Mul! vs * benchmarks

I have these 4 examles I’m benchmarking:

using SparseArrays
using LinearAlgebra
using BenchmarkTools
using Random

function myfun1(m::Integer, n::Integer)
    Random.seed!(1)
    A = rand(Float64, n, n)
    B = sparse(rand(Float64, m, m))

    temp = A' * kron(sparse(I, m, m), B) * A
end

function myfun2(m::Integer, n::Integer)
    Random.seed!(1)
    A = rand(Float64, n, n)
    B = sparse(rand(Float64, m, m))

    temp1 = kron(sparse(I, m, m), B) * A
    temp = A' * temp1
end

function myfun3(m::Integer, n::Integer)
    Random.seed!(1)
    A = rand(Float64, n, n)
    B = sparse(rand(Float64, m, m))

    temp = Array{Float64}(undef, n, n)
    mul!(temp, kron(sparse(I, m, m), B), A)
    B = A' * temp
end

function myfun4(m::Integer, n::Integer)
    Random.seed!(1)
    A = rand(Float64, n, n)
    B = sparse(rand(Float64, m, m))

    temp = Array{Float64}(undef, n, n)
    mul!(temp, kron(sparse(I, m, m), B), A)
    B = Array{Float64}(undef, n, n)
    mul!(B, A', temp)
end

function myfun5(m::Integer, n::Integer)
    Random.seed!(1)
    A = rand(Float64, n, n)
    B = sparse(rand(Float64, m, m))

    temp1 = Array{Float64}(undef, n, n)
    temp = Array{Float64}(undef, n, n)

    temp1 .= kron(sparse(I, m, m), B) * A
    temp .= A' * temp1
end


m::Int32 = 100
n::Int32 = m*m
@btime myfun1(m, n)
@btime myfun2(m, n)
@btime myfun3(m, n)
@btime myfun4(m, n)
@btime myfun5(m, n)

Results are:

36.307 s (28 allocations: 2.25 GiB)
24.707 s (28 allocations: 2.25 GiB)
25.310 s (28 allocations: 2.25 GiB)
25.378 s (28 allocations: 2.25 GiB)
26.327 s (32 allocations: 3.74 GiB)

Perhaps I could have created A and B out of the functions, but the seed is set, so there is only a fixed time issue.

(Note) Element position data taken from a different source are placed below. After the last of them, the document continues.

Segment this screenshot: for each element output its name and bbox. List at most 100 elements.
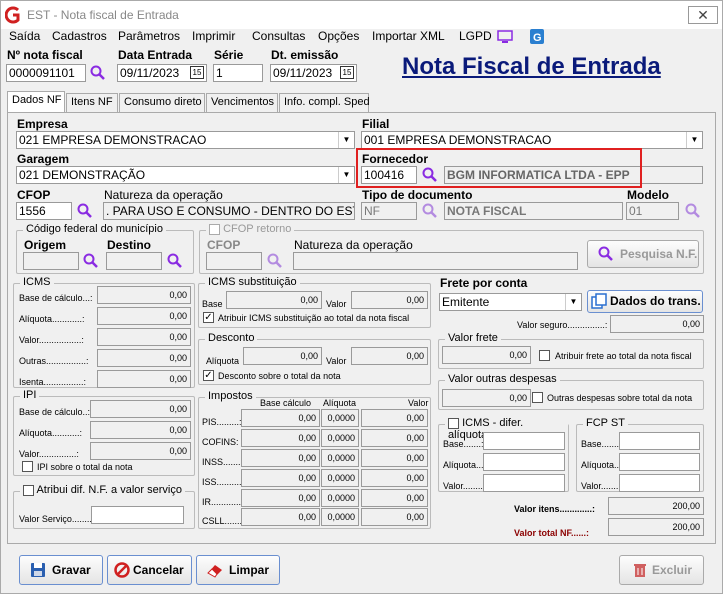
search-icon[interactable] bbox=[267, 253, 283, 269]
limpar-button[interactable]: Limpar bbox=[196, 555, 280, 585]
menu-cadastros[interactable]: Cadastros bbox=[52, 29, 107, 43]
tipo-documento-code[interactable]: NF bbox=[361, 202, 417, 220]
tab-dados-nf[interactable]: Dados NF bbox=[7, 91, 65, 112]
menu-imprimir[interactable]: Imprimir bbox=[192, 29, 235, 43]
cfop-retorno-checkbox[interactable] bbox=[209, 223, 220, 235]
ipi-base-field: 0,00 bbox=[90, 400, 191, 418]
ipi-base-label: Base de cálculo..: bbox=[19, 407, 91, 417]
natureza-retorno-field bbox=[293, 252, 578, 270]
tab-consumo-direto[interactable]: Consumo direto bbox=[119, 93, 205, 112]
icms-st-valor-field: 0,00 bbox=[351, 291, 428, 309]
search-icon[interactable] bbox=[77, 203, 93, 219]
dados-trans-button[interactable]: Dados do trans. bbox=[587, 290, 703, 313]
dt-emissao-input[interactable]: 09/11/2023 15 bbox=[270, 64, 357, 82]
valor-itens-field: 200,00 bbox=[608, 497, 704, 515]
frete-select[interactable]: Emitente ▼ bbox=[439, 293, 582, 311]
fcp-aliquota-input[interactable] bbox=[619, 453, 700, 471]
icms-dif-checkbox[interactable] bbox=[448, 417, 459, 429]
cfop-retorno-input[interactable] bbox=[206, 252, 262, 270]
icms-outras-field: 0,00 bbox=[97, 349, 191, 367]
impostos-row-label: COFINS: bbox=[202, 437, 239, 447]
impostos-aliquota-field: 0,0000 bbox=[321, 429, 359, 447]
filial-select[interactable]: 001 EMPRESA DEMONSTRACAO ▼ bbox=[361, 131, 703, 149]
impostos-valor-field: 0,00 bbox=[361, 469, 428, 487]
menu-parametros[interactable]: Parâmetros bbox=[118, 29, 180, 43]
ipi-valor-label: Valor...............: bbox=[19, 449, 79, 459]
close-button[interactable]: ✕ bbox=[688, 6, 718, 24]
impostos-base-field: 0,00 bbox=[241, 429, 320, 447]
menu-lgpd[interactable]: LGPD bbox=[459, 29, 492, 43]
window-title: EST - Nota fiscal de Entrada bbox=[27, 8, 179, 22]
impostos-row-label: ISS..........: bbox=[202, 477, 245, 487]
fcp-valor-input[interactable] bbox=[619, 474, 700, 492]
search-icon[interactable] bbox=[167, 253, 183, 269]
tab-info-compl-sped[interactable]: Info. compl. Sped bbox=[279, 93, 370, 112]
cfop-retorno-cfop-label: CFOP bbox=[207, 238, 241, 252]
calendar-icon[interactable]: 15 bbox=[340, 66, 354, 79]
destino-input[interactable] bbox=[106, 252, 162, 270]
pesquisa-nf-button[interactable]: Pesquisa N.F. bbox=[587, 240, 699, 268]
impostos-aliquota-field: 0,0000 bbox=[321, 489, 359, 507]
modelo-input[interactable]: 01 bbox=[626, 202, 679, 220]
outras-total-checkbox[interactable] bbox=[532, 392, 543, 403]
impostos-row-label: PIS.........: bbox=[202, 417, 242, 427]
menu-consultas[interactable]: Consultas bbox=[252, 29, 305, 43]
icms-valor-label: Valor.................: bbox=[19, 335, 84, 345]
monitor-icon[interactable] bbox=[497, 30, 513, 44]
frete-total-checkbox[interactable] bbox=[539, 350, 550, 361]
tab-itens-nf[interactable]: Itens NF bbox=[66, 93, 118, 112]
menu-importar-xml[interactable]: Importar XML bbox=[372, 29, 445, 43]
save-icon bbox=[31, 563, 45, 577]
icms-isenta-field: 0,00 bbox=[97, 370, 191, 388]
codigo-municipio-label: Código federal do município bbox=[23, 223, 166, 235]
garagem-select[interactable]: 021 DEMONSTRAÇÃO ▼ bbox=[16, 166, 355, 184]
data-entrada-input[interactable]: 09/11/2023 15 bbox=[117, 64, 207, 82]
search-icon[interactable] bbox=[422, 203, 438, 219]
icms-dif-base-input[interactable] bbox=[483, 432, 565, 450]
destino-label: Destino bbox=[107, 238, 152, 252]
cancel-icon bbox=[114, 562, 130, 578]
icms-isenta-label: Isenta................: bbox=[19, 377, 87, 387]
origem-input[interactable] bbox=[23, 252, 79, 270]
title-bar: EST - Nota fiscal de Entrada ✕ bbox=[1, 1, 722, 29]
chevron-down-icon: ▼ bbox=[565, 294, 581, 310]
desconto-total-label: Desconto sobre o total da nota bbox=[218, 371, 341, 381]
desconto-aliquota-label: Alíquota bbox=[206, 356, 240, 366]
fcp-base-input[interactable] bbox=[619, 432, 700, 450]
main-window: EST - Nota fiscal de Entrada ✕ Saída Cad… bbox=[0, 0, 723, 594]
valor-servico-input[interactable] bbox=[91, 506, 184, 524]
excluir-button[interactable]: Excluir bbox=[619, 555, 704, 585]
cfop-input[interactable]: 1556 bbox=[16, 202, 72, 220]
serie-input[interactable]: 1 bbox=[213, 64, 263, 82]
calendar-icon[interactable]: 15 bbox=[190, 66, 204, 79]
page-title: Nota Fiscal de Entrada bbox=[402, 53, 661, 80]
empresa-select[interactable]: 021 EMPRESA DEMONSTRACAO ▼ bbox=[16, 131, 355, 149]
icms-dif-aliquota-input[interactable] bbox=[483, 453, 565, 471]
gravar-button[interactable]: Gravar bbox=[19, 555, 103, 585]
search-icon[interactable] bbox=[83, 253, 99, 269]
filial-label: Filial bbox=[362, 117, 390, 131]
icms-st-total-checkbox[interactable]: ✓ bbox=[203, 312, 214, 323]
icms-st-total-label: Atribuir ICMS substituição ao total da n… bbox=[218, 313, 410, 323]
icms-valor-field: 0,00 bbox=[97, 328, 191, 346]
icms-dif-valor-input[interactable] bbox=[483, 474, 565, 492]
app-g-icon[interactable]: G bbox=[530, 29, 544, 44]
fornecedor-highlight-box bbox=[356, 148, 642, 188]
natureza-retorno-label: Natureza da operação bbox=[294, 238, 413, 252]
ipi-total-label: IPI sobre o total da nota bbox=[37, 462, 133, 472]
menu-opcoes[interactable]: Opções bbox=[318, 29, 359, 43]
search-icon[interactable] bbox=[90, 65, 106, 81]
impostos-valor-field: 0,00 bbox=[361, 449, 428, 467]
menu-saida[interactable]: Saída bbox=[9, 29, 40, 43]
desconto-total-checkbox[interactable]: ✓ bbox=[203, 370, 214, 381]
garagem-label: Garagem bbox=[17, 152, 70, 166]
search-icon[interactable] bbox=[685, 203, 701, 219]
ipi-total-checkbox[interactable] bbox=[22, 461, 33, 472]
cancelar-button[interactable]: Cancelar bbox=[107, 555, 192, 585]
eraser-icon bbox=[207, 565, 222, 578]
impostos-base-field: 0,00 bbox=[241, 409, 320, 427]
nota-fiscal-input[interactable]: 0000091101 bbox=[6, 64, 86, 82]
tab-vencimentos[interactable]: Vencimentos bbox=[206, 93, 278, 112]
atribui-dif-checkbox[interactable] bbox=[23, 484, 34, 496]
app-logo-icon bbox=[5, 6, 20, 24]
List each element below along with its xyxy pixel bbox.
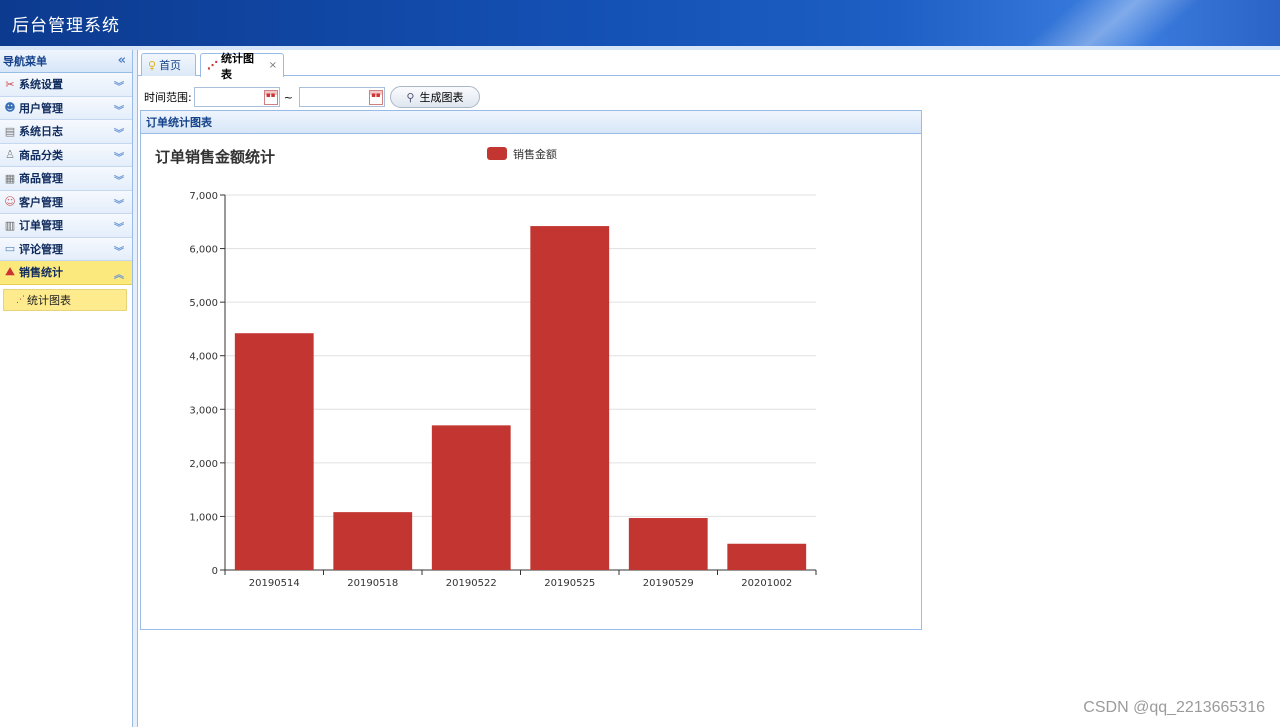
watermark: CSDN @qq_2213665316 xyxy=(1083,699,1265,716)
end-date-field[interactable]: ▪▪ xyxy=(298,87,385,107)
chevron-down-icon: ︾ xyxy=(114,246,124,258)
y-tick-label: 3,000 xyxy=(189,405,218,416)
sidebar-item-customers[interactable]: ☺ 客户管理 ︾ xyxy=(0,190,132,214)
chevron-down-icon: ︾ xyxy=(114,176,124,187)
sidebar-item-label: 商品分类 xyxy=(19,148,63,162)
lightbulb-icon: ♀ xyxy=(148,58,157,72)
sidebar-item-goods[interactable]: ▦ 商品管理 ︾ xyxy=(0,167,132,191)
sidebar-item-label: 销售统计 xyxy=(19,266,63,280)
legend-label: 销售金额 xyxy=(513,147,557,161)
sidebar-item-label: 评论管理 xyxy=(19,242,63,256)
calendar-icon[interactable]: ▪▪ xyxy=(368,90,383,105)
sidebar-item-label: 用户管理 xyxy=(19,101,63,115)
category-icon: ♙ xyxy=(5,148,15,162)
bar xyxy=(628,518,708,570)
y-tick-label: 7,000 xyxy=(189,191,218,202)
x-tick-label: 20190525 xyxy=(544,578,595,589)
sidebar-item-label: 系统日志 xyxy=(19,125,63,139)
tab-statistics-chart[interactable]: ⋰ 统计图表 × xyxy=(200,52,284,81)
x-tick-label: 20190514 xyxy=(249,578,300,589)
bar xyxy=(530,226,610,571)
sidebar-item-comments[interactable]: ▭ 评论管理 ︾ xyxy=(0,237,132,261)
chart-panel: 订单统计图表 订单销售金额统计 销售金额 0 1,000 2,000 3,000 4,000… xyxy=(140,110,922,630)
generate-chart-label: 生成图表 xyxy=(419,91,464,104)
range-separator: ~ xyxy=(283,90,293,104)
tools-icon: ✂ xyxy=(5,77,15,91)
sidebar-submenu: ⋰ 统计图表 xyxy=(0,285,132,317)
y-tick-label: 5,000 xyxy=(189,298,218,309)
search-icon: ⚲ xyxy=(406,90,415,104)
generate-chart-button[interactable]: ⚲ 生成图表 xyxy=(389,86,480,108)
goods-icon: ▦ xyxy=(4,171,16,185)
y-tick-label: 0 xyxy=(212,566,218,577)
stats-icon: ⛰ xyxy=(5,265,15,279)
comment-icon: ▭ xyxy=(4,242,16,256)
x-tick-label: 20201002 xyxy=(741,578,792,589)
chevron-up-icon: ︽ xyxy=(114,270,124,281)
chevron-down-icon: ︾ xyxy=(114,82,124,93)
tab-label: 统计图表 xyxy=(221,51,254,81)
sidebar-header-label: 导航菜单 xyxy=(3,55,47,68)
y-tick-label: 6,000 xyxy=(189,245,218,256)
panel-title: 订单统计图表 xyxy=(141,111,921,134)
chevron-down-icon: ︾ xyxy=(114,199,124,211)
bar xyxy=(234,333,314,570)
sidebar-item-label: 系统设置 xyxy=(19,78,63,92)
bar-chart: 订单销售金额统计 销售金额 0 1,000 2,000 3,000 4,000 5,000 6,… xyxy=(155,147,817,589)
y-tick-label: 2,000 xyxy=(189,459,218,470)
app-header: 后台管理系统 xyxy=(0,0,1280,46)
sidebar-subitem-label: 统计图表 xyxy=(27,293,71,307)
bar xyxy=(333,512,413,570)
sidebar-item-orders[interactable]: ▥ 订单管理 ︾ xyxy=(0,214,132,238)
calendar-icon[interactable]: ▪▪ xyxy=(263,90,278,105)
users-icon: ☻ xyxy=(4,101,16,115)
bar xyxy=(431,425,511,570)
log-icon: ▤ xyxy=(4,124,16,138)
y-tick-label: 4,000 xyxy=(189,352,218,363)
sidebar-item-system-settings[interactable]: ✂ 系统设置 ︾ xyxy=(0,73,132,97)
sidebar-item-sales-stats[interactable]: ⛰ 销售统计 ︽ xyxy=(0,261,132,285)
line-chart-icon: ⋰ xyxy=(16,294,25,305)
sidebar: 导航菜单 « ✂ 系统设置 ︾ ☻ 用户管理 ︾ ▤ 系统日志 ︾ ♙ 商品分类… xyxy=(0,50,133,727)
chevron-down-icon: ︾ xyxy=(114,152,124,164)
chevron-down-icon: ︾ xyxy=(114,129,124,140)
line-chart-icon: ⋰ xyxy=(207,59,218,72)
sidebar-item-label: 订单管理 xyxy=(19,219,63,233)
tab-bar: ♀ 首页 ⋰ 统计图表 × xyxy=(138,50,1280,81)
tab-home[interactable]: ♀ 首页 xyxy=(141,53,196,76)
app-title: 后台管理系统 xyxy=(12,16,120,36)
sidebar-item-label: 客户管理 xyxy=(19,195,63,209)
customer-icon: ☺ xyxy=(4,195,16,209)
x-tick-label: 20190529 xyxy=(643,578,694,589)
chart-container: 订单销售金额统计 销售金额 0 1,000 2,000 3,000 4,000 5,000 6,… xyxy=(141,135,921,629)
header-decoration xyxy=(954,0,1266,46)
chart-title: 订单销售金额统计 xyxy=(155,148,275,166)
sidebar-item-label: 商品管理 xyxy=(19,172,63,186)
y-tick-label: 1,000 xyxy=(189,512,218,523)
sidebar-item-users[interactable]: ☻ 用户管理 ︾ xyxy=(0,96,132,120)
chevron-down-icon: ︾ xyxy=(114,105,124,117)
time-range-label: 时间范围: xyxy=(144,91,192,104)
chevron-down-icon: ︾ xyxy=(114,223,124,234)
collapse-sidebar-icon[interactable]: « xyxy=(118,53,126,68)
bar xyxy=(727,543,807,570)
tab-label: 首页 xyxy=(159,59,182,72)
sidebar-splitter[interactable] xyxy=(133,50,138,727)
x-tick-label: 20190518 xyxy=(347,578,398,589)
legend-swatch xyxy=(487,147,507,160)
close-icon[interactable]: × xyxy=(269,60,277,71)
sidebar-subitem-chart[interactable]: ⋰ 统计图表 xyxy=(3,288,127,311)
filter-toolbar: 时间范围: ▪▪ ~ ▪▪ ⚲ 生成图表 xyxy=(144,86,480,108)
sidebar-item-logs[interactable]: ▤ 系统日志 ︾ xyxy=(0,120,132,144)
order-icon: ▥ xyxy=(4,218,16,232)
sidebar-header: 导航菜单 « xyxy=(0,50,132,73)
start-date-field[interactable]: ▪▪ xyxy=(193,87,280,107)
sidebar-item-category[interactable]: ♙ 商品分类 ︾ xyxy=(0,143,132,167)
x-tick-label: 20190522 xyxy=(446,578,497,589)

What I’m wondering is why is the first example so far of the others?

Regarding the little differences of the others the conclusion I reach is that:

If you have to overwrite an existing matrix use mul! rather than simple multiplication.
If you don’t have to overwrite it, use simple multiplication without preallocation.

Am I right?

Yes that is right. In fact you can just look at the definition of * with

julia> A = zeros(10,10);
julia> @less A*A

and you will see that the definition is essentially (up to some type related stuff)

function (*)(A::Matrix, B::Matrix)
    mul!(similar(size(A,1), size(B,2)), A, B)
end

So * just allocates the output for you and then uses mul! to fill it.

You should see from myfun5’s benchmark that, despite the excess allocations you introduced there, it runs at virtually the same speed as the others. The cost of allocation just isn’t very big (compared to multiplication) for large matrices.

Since others have already commented on the merits of mul! vs *, I will comment on the benchmark itself instead, since this was presumably motivated by a real example.

While kron is a useful mathematical construct, it’s sometimes bad in code due to the large but structured matrices that result. Consider restructuring your calculation to account for this structure. Note that your calculation is
A^\top (I \otimes B) A = \begin{bmatrix} A_1 \\ A_2 \\ \vdots \end{bmatrix}^\top \begin{bmatrix} B & & \\ & B & \\ & & \ddots \end{bmatrix} \begin{bmatrix} A_1 \\ A_2 \\ \vdots \end{bmatrix} = \sum_i A_i^\top B A_i
where A_i are blocks of A of compatible size.

Also note that B is not actually sparse in your examples, so I’m going to stop treating it as such here. If it is truly sparse, then feel free to restore that. Here is my submission:

function myfun6(m::Integer, n::Integer)
    Random.seed!(1)
    A = rand(Float64, n, n)
    B = rand(Float64, m, m)

    result = zeros(Float64, n, n)
    temp = similar(result, m, n)
    for i in 1:m
        Ai = @view A[(i-1)*m .+ (1:m), :]
        mul!(temp, B, Ai) # temp = B * Ai
        mul!(result, Ai', temp, true, true) # result = Ai' * temp + result
    end
    return result
end

On my machine, this requires only about 60% of time (and less memory) than any of the others.

Alternatively, consider using Kronecker.jl to form a lazy kronecker product. Although it may not yield significant improvements in this example.